Other kids are real influences on them, some of them know a lot more than they should about adult concepts and the playground is filled with gossip about what things mean and who has done what. Tweenagers are always attempting to prove themselves to their peers and when they come home they don’t want to talk to you about what they’ve been up to.

You can get in your tweenager’s good books though and the first step is to listen. In the rare moments you can get them to talk at the dinner table – and keeping up such a routine will ensure you are always kept in the loop – you’ll discover what they’re currently in to (remember, this can change within a day so listen closely) and try to engage with them.

Google is your friend when they tell you band names and films that are coming out and you want to have the faintest clue what they are talking about. Don’t try to sound like you know what you are talking about though, they’ll call you out straight away.

Little treats every now and then to show you do listen will help you get in your tweenager’s good books, they don’t have to be anything extravagant but are a good way of showing them that you take notice (and will give them something to show off to their friends – yep, you’ll be the cool parent).

You can pick up popular Paul Frank clothes from LamaLoLi – tweenagers have a fascination with brands – or some of their favourite snacks as little gifts if they’re doing well at school or have been on good behaviour. You’re not buying their affection, simply showing that you care about what they enjoy and rewarding them for their successes.

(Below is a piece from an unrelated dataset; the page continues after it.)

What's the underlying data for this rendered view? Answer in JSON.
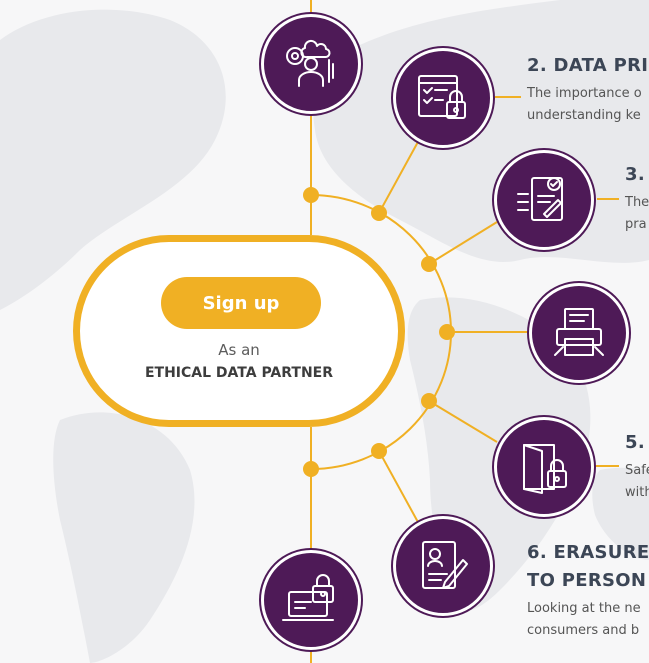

Tweenagers are starting to shape their identity, they want to appear grown up but they still need your support and guidance, to let them know every now and then what’s appropriate for them. Let them have some say when making big family decisions, knowing that they can voice their opinion and have some sway will definitely get you in their good books.

Don’t try to squash their individuality too much or you’ll probably experience dangerous rebellion, instead offer some gentle guidance if you think they are taking things too far, they will thank you for it later when they don’t feel embarrassed by their risqué outfit choice or can’t cope with watching that scary film.

Simply being there with an open mind is one main way to get in the good books, they will be going through physical changes and learning about sexuality and might panic every now and then.

Don’t appear awkward when talking about these things, think back to your tweenage years and what you wish you had been told by your parents to save them any confusion. However, it is important to take note of how much you tell them, too much information can be a bad thing.

Above all don’t take their mood swings and blunt responses to your questions personally, they’ll realise later that what they did was wrong and when they come back to you apologetic you can let them know they were in the wrong. Keeping your anger in check teaches them to do the same and saves arguments down the line.